ABC, the first broadcaster to announce summer premiere dates, has a lineup with plenty of game shows as usual, but was hesitant to set a date for the miniature golf competition Holey Moley And Bachelor in Paradise. The latter aired in the fall of 2022, and both could be in play in the fourth quarter of this year if a strike continues. And in the event of a long work hiatus, viewers can likely expect a flurry of documentaries and docuseries — already a mainstay of most streaming platforms — on streamers as script production fades.
Broadcasters will also still have unscripted staples like Survivor (CBS), The voice (NBC) and The masked singer (Fox) to serve as schedule anchors regardless of a strike.

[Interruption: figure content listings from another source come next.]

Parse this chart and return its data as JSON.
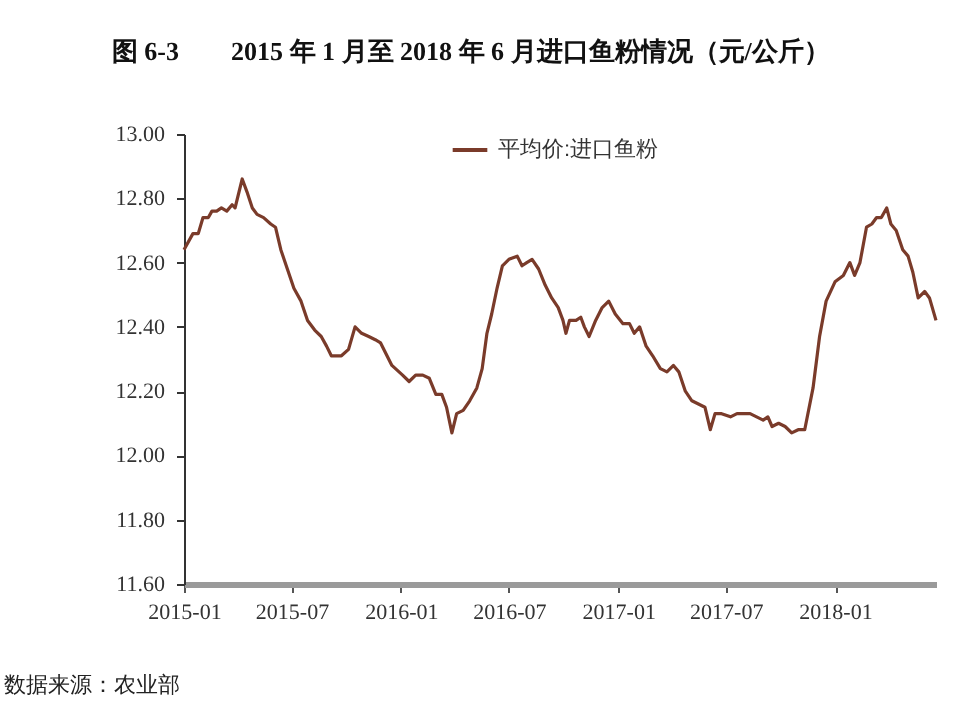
{
  "chart_data": {
    "type": "line",
    "title": "图 6-3　　2015 年 1 月至 2018 年 6 月进口鱼粉情况（元/公斤）",
    "annotations": [
      "数据来源：农业部"
    ],
    "x": [
      "2015-01-01",
      "2015-01-16",
      "2015-01-25",
      "2015-02-02",
      "2015-02-11",
      "2015-02-17",
      "2015-02-25",
      "2015-03-05",
      "2015-03-14",
      "2015-03-23",
      "2015-03-28",
      "2015-04-09",
      "2015-04-17",
      "2015-04-26",
      "2015-05-04",
      "2015-05-15",
      "2015-05-27",
      "2015-06-04",
      "2015-06-13",
      "2015-06-24",
      "2015-07-05",
      "2015-07-17",
      "2015-07-28",
      "2015-08-09",
      "2015-08-20",
      "2015-08-29",
      "2015-09-06",
      "2015-09-23",
      "2015-10-05",
      "2015-10-16",
      "2015-10-27",
      "2015-11-08",
      "2015-11-19",
      "2015-11-28",
      "2015-12-06",
      "2015-12-17",
      "2016-01-04",
      "2016-01-15",
      "2016-01-26",
      "2016-02-07",
      "2016-02-18",
      "2016-02-29",
      "2016-03-10",
      "2016-03-18",
      "2016-03-27",
      "2016-04-04",
      "2016-04-15",
      "2016-04-26",
      "2016-05-08",
      "2016-05-17",
      "2016-05-25",
      "2016-06-02",
      "2016-06-11",
      "2016-06-20",
      "2016-07-01",
      "2016-07-15",
      "2016-07-23",
      "2016-07-31",
      "2016-08-09",
      "2016-08-20",
      "2016-08-31",
      "2016-09-11",
      "2016-09-22",
      "2016-09-30",
      "2016-10-05",
      "2016-10-11",
      "2016-10-22",
      "2016-10-30",
      "2016-11-05",
      "2016-11-13",
      "2016-11-24",
      "2016-12-05",
      "2016-12-16",
      "2016-12-27",
      "2017-01-09",
      "2017-01-20",
      "2017-01-28",
      "2017-02-06",
      "2017-02-17",
      "2017-02-28",
      "2017-03-13",
      "2017-03-24",
      "2017-04-04",
      "2017-04-13",
      "2017-04-24",
      "2017-05-05",
      "2017-05-16",
      "2017-05-27",
      "2017-06-05",
      "2017-06-13",
      "2017-06-24",
      "2017-07-09",
      "2017-07-20",
      "2017-07-31",
      "2017-08-11",
      "2017-08-22",
      "2017-09-02",
      "2017-09-10",
      "2017-09-17",
      "2017-09-28",
      "2017-10-09",
      "2017-10-20",
      "2017-10-31",
      "2017-11-11",
      "2017-11-25",
      "2017-12-06",
      "2017-12-17",
      "2018-01-01",
      "2018-01-15",
      "2018-01-26",
      "2018-02-03",
      "2018-02-12",
      "2018-02-23",
      "2018-03-04",
      "2018-03-12",
      "2018-03-20",
      "2018-03-29",
      "2018-04-05",
      "2018-04-14",
      "2018-04-25",
      "2018-05-04",
      "2018-05-12",
      "2018-05-21",
      "2018-06-01",
      "2018-06-09",
      "2018-06-20"
    ],
    "series": [
      {
        "name": "平均价:进口鱼粉",
        "color": "#7a3b2a",
        "values": [
          12.64,
          12.69,
          12.69,
          12.74,
          12.74,
          12.76,
          12.76,
          12.77,
          12.76,
          12.78,
          12.77,
          12.86,
          12.82,
          12.77,
          12.75,
          12.74,
          12.72,
          12.71,
          12.64,
          12.58,
          12.52,
          12.48,
          12.42,
          12.39,
          12.37,
          12.34,
          12.31,
          12.31,
          12.33,
          12.4,
          12.38,
          12.37,
          12.36,
          12.35,
          12.32,
          12.28,
          12.25,
          12.23,
          12.25,
          12.25,
          12.24,
          12.19,
          12.19,
          12.15,
          12.07,
          12.13,
          12.14,
          12.17,
          12.21,
          12.27,
          12.38,
          12.44,
          12.52,
          12.59,
          12.61,
          12.62,
          12.59,
          12.6,
          12.61,
          12.58,
          12.53,
          12.49,
          12.46,
          12.42,
          12.38,
          12.42,
          12.42,
          12.43,
          12.4,
          12.37,
          12.42,
          12.46,
          12.48,
          12.44,
          12.41,
          12.41,
          12.38,
          12.4,
          12.34,
          12.31,
          12.27,
          12.26,
          12.28,
          12.26,
          12.2,
          12.17,
          12.16,
          12.15,
          12.08,
          12.13,
          12.13,
          12.12,
          12.13,
          12.13,
          12.13,
          12.12,
          12.11,
          12.12,
          12.09,
          12.1,
          12.09,
          12.07,
          12.08,
          12.08,
          12.21,
          12.37,
          12.48,
          12.54,
          12.56,
          12.6,
          12.56,
          12.6,
          12.71,
          12.72,
          12.74,
          12.74,
          12.77,
          12.72,
          12.7,
          12.64,
          12.62,
          12.57,
          12.49,
          12.51,
          12.49,
          12.42
        ]
      }
    ],
    "xlim": [
      "2015-01-01",
      "2018-06-20"
    ],
    "xticks": [
      {
        "value": "2015-01-01",
        "label": "2015-01"
      },
      {
        "value": "2015-07-01",
        "label": "2015-07"
      },
      {
        "value": "2016-01-01",
        "label": "2016-01"
      },
      {
        "value": "2016-07-01",
        "label": "2016-07"
      },
      {
        "value": "2017-01-01",
        "label": "2017-01"
      },
      {
        "value": "2017-07-01",
        "label": "2017-07"
      },
      {
        "value": "2018-01-01",
        "label": "2018-01"
      }
    ],
    "ylim": [
      11.6,
      13.0
    ],
    "yticks": [
      {
        "value": 11.6,
        "label": "11.60"
      },
      {
        "value": 11.8,
        "label": "11.80"
      },
      {
        "value": 12.0,
        "label": "12.00"
      },
      {
        "value": 12.2,
        "label": "12.20"
      },
      {
        "value": 12.4,
        "label": "12.40"
      },
      {
        "value": 12.6,
        "label": "12.60"
      },
      {
        "value": 12.8,
        "label": "12.80"
      },
      {
        "value": 13.0,
        "label": "13.00"
      }
    ],
    "legend": "top",
    "grid": false
  }
}
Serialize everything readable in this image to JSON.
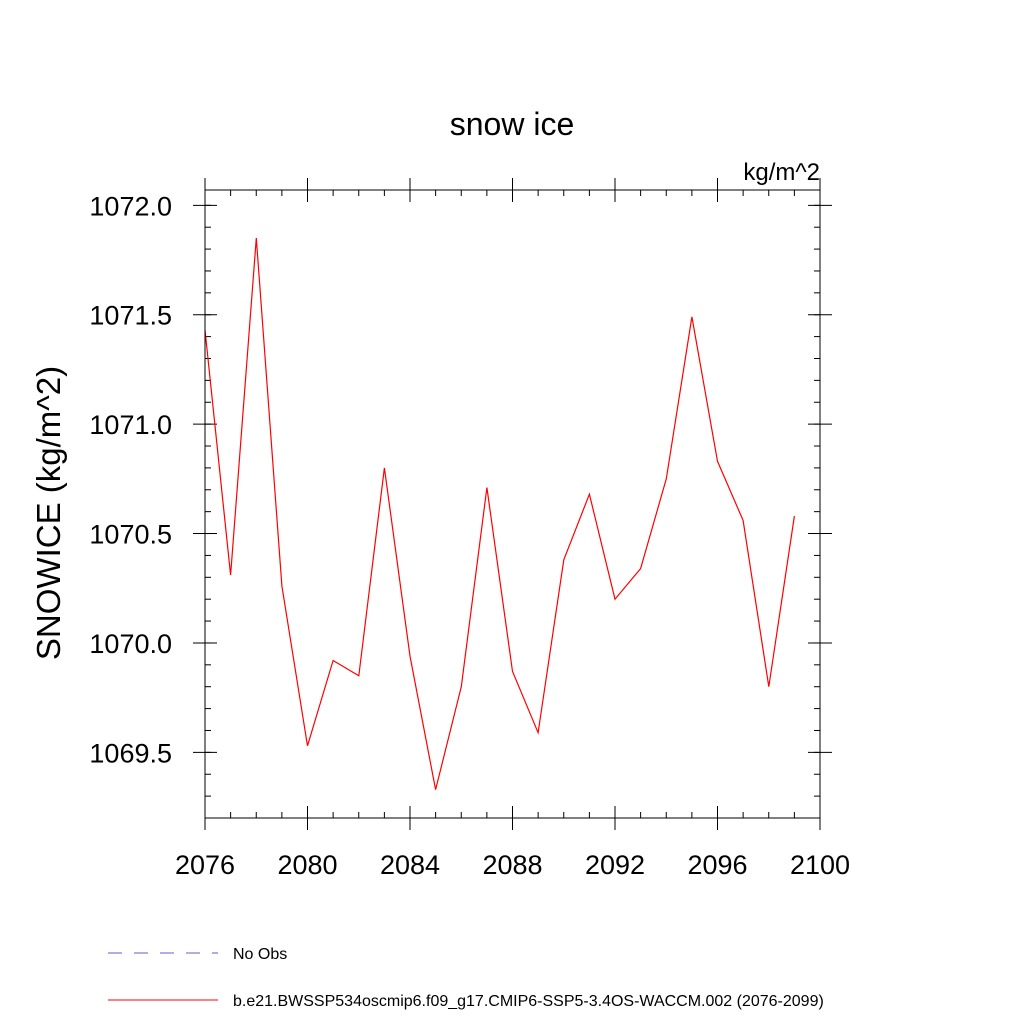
{
  "chart_data": {
    "type": "line",
    "title": "snow ice",
    "units": "kg/m^2",
    "ylabel": "SNOWICE  (kg/m^2)",
    "xlabel": "",
    "xlim": [
      2076,
      2100
    ],
    "ylim": [
      1069.2,
      1072.07
    ],
    "x_ticks": [
      2076,
      2080,
      2084,
      2088,
      2092,
      2096,
      2100
    ],
    "y_ticks": [
      1069.5,
      1070.0,
      1070.5,
      1071.0,
      1071.5,
      1072.0
    ],
    "y_tick_labels": [
      "1069.5",
      "1070.0",
      "1070.5",
      "1071.0",
      "1071.5",
      "1072.0"
    ],
    "x_minor_step": 1,
    "y_minor_step": 0.1,
    "grid": false,
    "legend_position": "bottom",
    "series": [
      {
        "name": "b.e21.BWSSP534oscmip6.f09_g17.CMIP6-SSP5-3.4OS-WACCM.002 (2076-2099)",
        "color": "#ff0000",
        "style": "solid",
        "x": [
          2076,
          2077,
          2078,
          2079,
          2080,
          2081,
          2082,
          2083,
          2084,
          2085,
          2086,
          2087,
          2088,
          2089,
          2090,
          2091,
          2092,
          2093,
          2094,
          2095,
          2096,
          2097,
          2098,
          2099
        ],
        "values": [
          1071.43,
          1070.31,
          1071.85,
          1070.26,
          1069.53,
          1069.92,
          1069.85,
          1070.8,
          1069.94,
          1069.33,
          1069.8,
          1070.71,
          1069.87,
          1069.59,
          1070.38,
          1070.68,
          1070.2,
          1070.34,
          1070.75,
          1071.49,
          1070.83,
          1070.56,
          1069.8,
          1070.58
        ]
      },
      {
        "name": "No Obs",
        "color": "#6a5acd",
        "style": "dashed",
        "x": [],
        "values": []
      }
    ]
  }
}
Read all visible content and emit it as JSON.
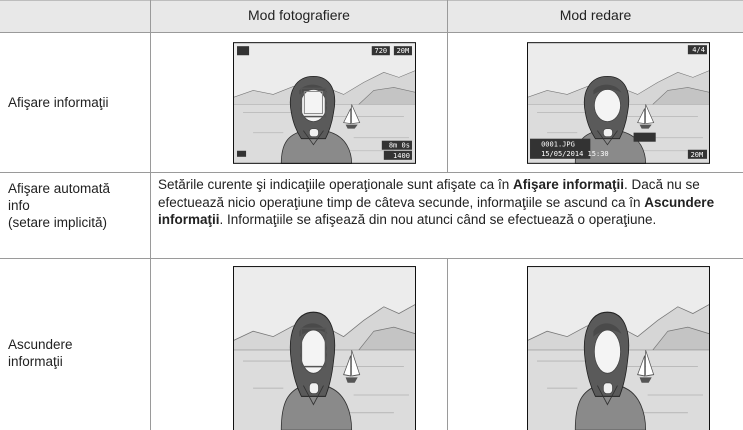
{
  "table": {
    "columns": [
      "Mod fotografiere",
      "Mod redare"
    ],
    "rows": [
      {
        "label": "Afişare informaţii",
        "screens": {
          "shooting": {
            "resolution": "720",
            "size": "20M",
            "time": "8m 0s",
            "shots": "1400"
          },
          "playback": {
            "counter": "4/4",
            "file": "0001.JPG",
            "date": "15/05/2014 15:30",
            "size": "20M"
          }
        }
      },
      {
        "label": "Afişare automată info",
        "note": "(setare implicită)",
        "description": [
          {
            "text": "Setările curente şi indicaţiile operaţionale sunt afişate ca în ",
            "bold": false
          },
          {
            "text": "Afişare informaţii",
            "bold": true
          },
          {
            "text": ". Dacă nu se efectuează nicio operaţiune timp de câteva secunde, informaţiile se ascund ca în ",
            "bold": false
          },
          {
            "text": "Ascundere informaţii",
            "bold": true
          },
          {
            "text": ". Informaţiile se afişează din nou atunci când se efectuează o operaţiune.",
            "bold": false
          }
        ]
      },
      {
        "label": "Ascundere informaţii"
      }
    ]
  }
}
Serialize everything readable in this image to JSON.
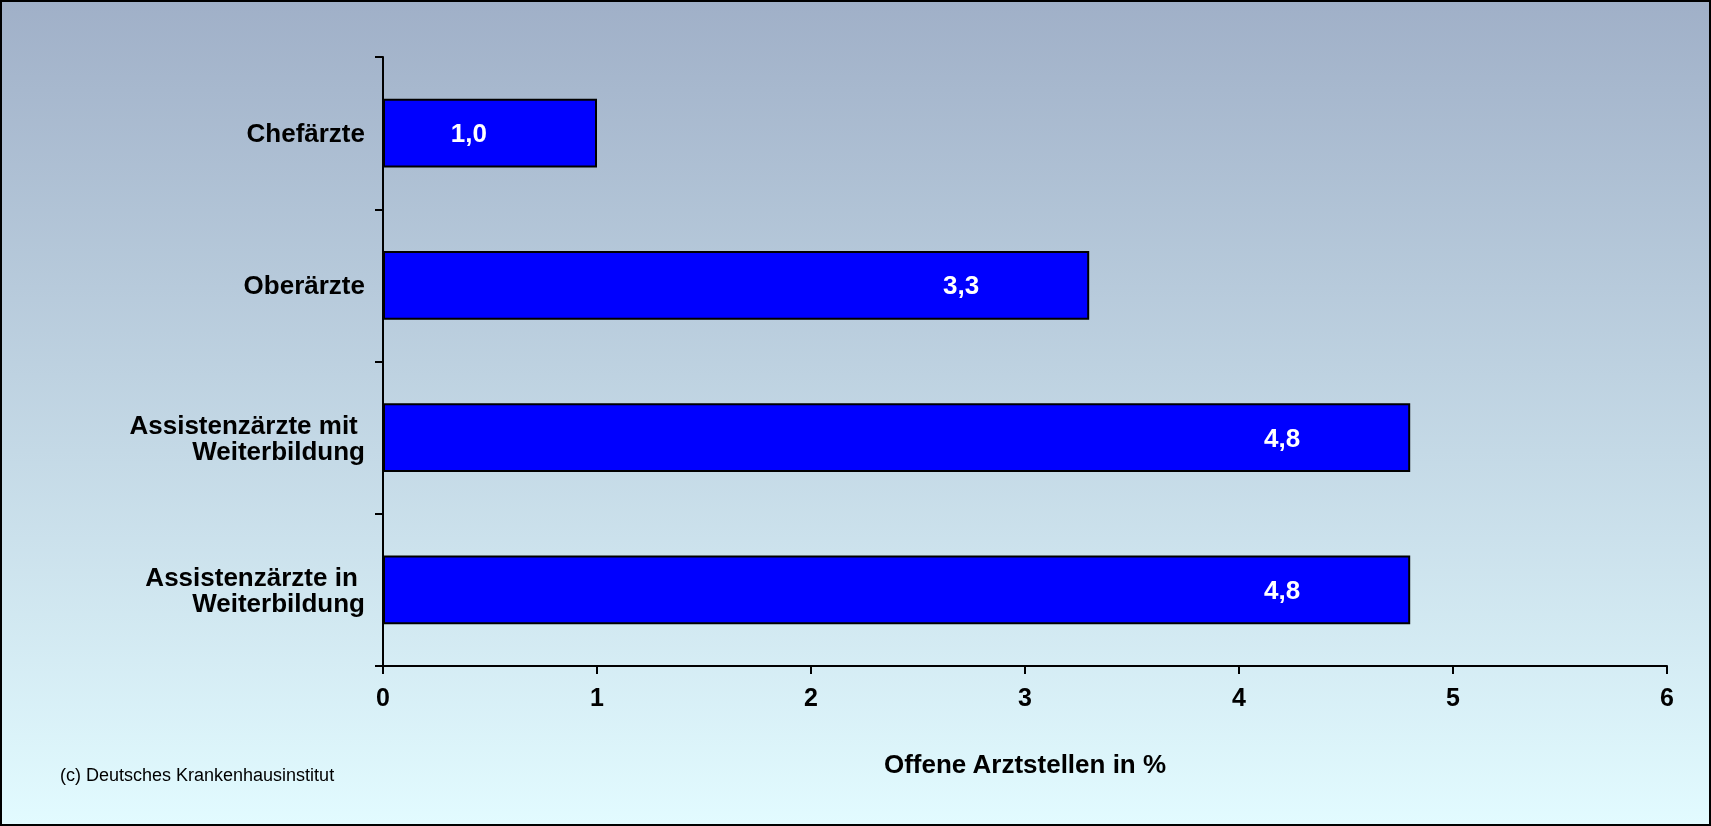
{
  "chart_data": {
    "type": "bar",
    "orientation": "horizontal",
    "xlabel": "Offene Arztstellen in %",
    "categories": [
      "Chefärzte",
      "Oberärzte",
      "Assistenzärzte mit Weiterbildung",
      "Assistenzärzte in Weiterbildung"
    ],
    "values": [
      1.0,
      3.3,
      4.8,
      4.8
    ],
    "color": "#0000ff",
    "value_labels": [
      "1,0",
      "3,3",
      "4,8",
      "4,8"
    ],
    "xlim": [
      0,
      6
    ],
    "xticks": [
      0,
      1,
      2,
      3,
      4,
      5,
      6
    ],
    "grid": false,
    "annotations": [
      "(c) Deutsches Krankenhausinstitut"
    ]
  }
}
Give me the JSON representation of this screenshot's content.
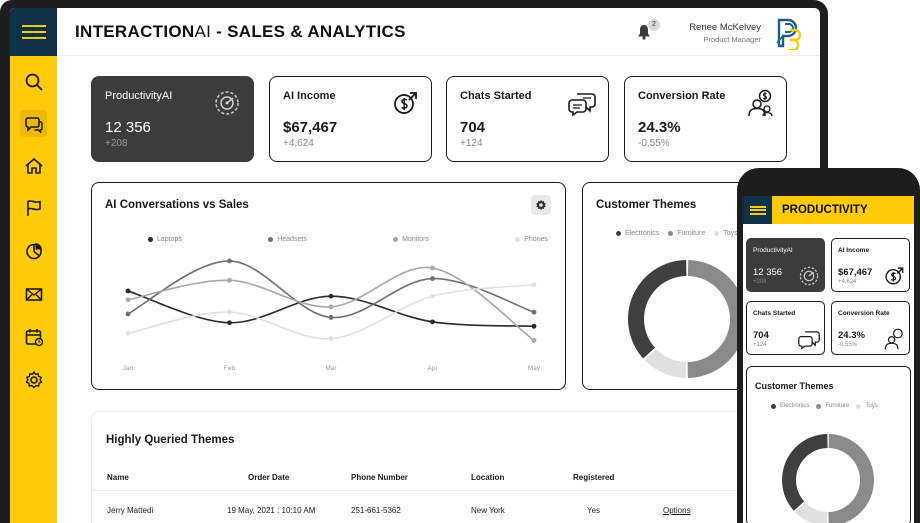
{
  "app": {
    "title_bold": "INTERACTION",
    "title_thin": "AI",
    "title_rest": " - SALES & ANALYTICS"
  },
  "notifications": {
    "count": "2"
  },
  "user": {
    "name": "Renee McKelvey",
    "role": "Product Manager"
  },
  "colors": {
    "accent": "#ffcb08",
    "navy": "#0e3348",
    "dark_card": "#3c3c3c"
  },
  "sidebar": {
    "items": [
      {
        "name": "search-icon",
        "active": false
      },
      {
        "name": "chat-bubbles-icon",
        "active": true
      },
      {
        "name": "home-icon",
        "active": false
      },
      {
        "name": "flag-icon",
        "active": false
      },
      {
        "name": "pie-chart-icon",
        "active": false
      },
      {
        "name": "mail-icon",
        "active": false
      },
      {
        "name": "calendar-icon",
        "active": false
      },
      {
        "name": "gear-icon",
        "active": false
      }
    ]
  },
  "kpis": [
    {
      "title": "ProductivityAI",
      "value": "12 356",
      "sub": "+208",
      "icon": "gauge-icon"
    },
    {
      "title": "AI Income",
      "value": "$67,467",
      "sub": "+4,624",
      "icon": "dollar-cycle-icon"
    },
    {
      "title": "Chats Started",
      "value": "704",
      "sub": "+124",
      "icon": "chat-icon"
    },
    {
      "title": "Conversion Rate",
      "value": "24.3%",
      "sub": "-0.55%",
      "icon": "user-dollar-icon"
    }
  ],
  "line_panel": {
    "title": "AI Conversations vs Sales"
  },
  "themes_panel": {
    "title": "Customer Themes"
  },
  "chart_data": [
    {
      "type": "line",
      "title": "AI Conversations vs Sales",
      "categories": [
        "Jan",
        "Feb",
        "Mar",
        "Apr",
        "May"
      ],
      "series": [
        {
          "name": "Laptops",
          "color": "#2a2a2a",
          "values": [
            68,
            32,
            62,
            33,
            28
          ]
        },
        {
          "name": "Headsets",
          "color": "#707070",
          "values": [
            42,
            102,
            38,
            82,
            44
          ]
        },
        {
          "name": "Monitors",
          "color": "#a8a8a8",
          "values": [
            58,
            80,
            50,
            94,
            12
          ]
        },
        {
          "name": "Phones",
          "color": "#e0e0e0",
          "values": [
            20,
            44,
            14,
            62,
            75
          ]
        }
      ],
      "ylim": [
        0,
        120
      ],
      "grid": false,
      "legend": "top"
    },
    {
      "type": "pie",
      "title": "Customer Themes",
      "donut": true,
      "labels": [
        "Electronics",
        "Furniture",
        "Toys"
      ],
      "colors": [
        "#3f3f3f",
        "#8a8a8a",
        "#e0e0e0"
      ],
      "values": [
        37,
        50,
        13
      ],
      "legend": "top"
    }
  ],
  "table": {
    "title": "Highly Queried Themes",
    "columns": [
      "Name",
      "Order Date",
      "Phone Number",
      "Location",
      "Registered"
    ],
    "rows": [
      {
        "name": "Jerry Mattedi",
        "order_date": "19 May, 2021 : 10:10 AM",
        "phone": "251-661-5362",
        "location": "New York",
        "registered": "Yes",
        "action": "Options"
      }
    ]
  },
  "mobile": {
    "title": "PRODUCTIVITY",
    "kpis": [
      {
        "title": "ProductivityAI",
        "value": "12 356",
        "sub": "+208"
      },
      {
        "title": "AI Income",
        "value": "$67,467",
        "sub": "+4,624"
      },
      {
        "title": "Chats Started",
        "value": "704",
        "sub": "+124"
      },
      {
        "title": "Conversion Rate",
        "value": "24.3%",
        "sub": "-0.55%"
      }
    ],
    "panel_title": "Customer Themes"
  }
}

Streamers and broadcast networks have also learned lessons from the pandemic-related production interruptions to prepare for potential labor disputes. For example, Fox cited production-related challenges due to COVID-19 for its decision to push rookie Monarch until September 2022 instead of launching it in January of that year. The network recently pushed Dan Harmon’s animated comedy Krapopolis to the 2023-24 broadcast season, giving Fox a full season to use as potential filler. NBC did the same with the Greg Berlanti-produced drama Found it, which Rovner has high hopes for based on his creative. Streamers are doing the same: Apple TV+, for example, recently moved the second season of breakout comedy The after party from a late April to July debut, which while it may have something to do with the Emmy window, certainly doesn’t hurt them to have popular originals at a time when others may not.
Heap on animation
Fox, who bought Bob’s burgers animation house Bento Box has continued to pile on animated originals a few years ago as the genre can, with success, be a cash cow. (To see Rick and Morty, family man merchandising.) Because animated shows take significantly longer to produce, Fox and a number of streamers quickly invested in the space. With the long lead time, it’s reasonable to expect a number of animated shows to support Fox’s schedule if a strike impacts live-action originals on the network and elsewhere. While animation takes longer to produce, scripts are created far in advance and the total cost associated with them is much cheaper than live-action originals. Given entertainment companies’ greater mandates to cut costs – CBS’ Blue blood cuts actors’ and producers’ pay by an estimated 25 percent, sources say — the price tag on animation and lucrative merchandising opportunities make animation a safer and cheaper bet.
Remember how Fox aired the former Spectrum original drama during the early days of the pandemic LA’s best? Expect more of that – only now it’s probably coming from networks’ own walled gardens. Freeform announced it would air Hulu originally How I met your father starting in April and continuing until the end of May. HBO Originals Real blood And Silicon Valley aired on TBS in February when Warner Bros. Discovery experimented with using library content to keep viewers tuned in to the fading cable networks that no longer have US-produced originals in the works. Such a trend is not only cheaper to program, but also effectively serves as a free promotional tool to get new subscribers to HBO Max. If this trend sounds familiar, it should: During the 2007-2008 WGA strike, CBS aired edited episodes of Showtime’s Right.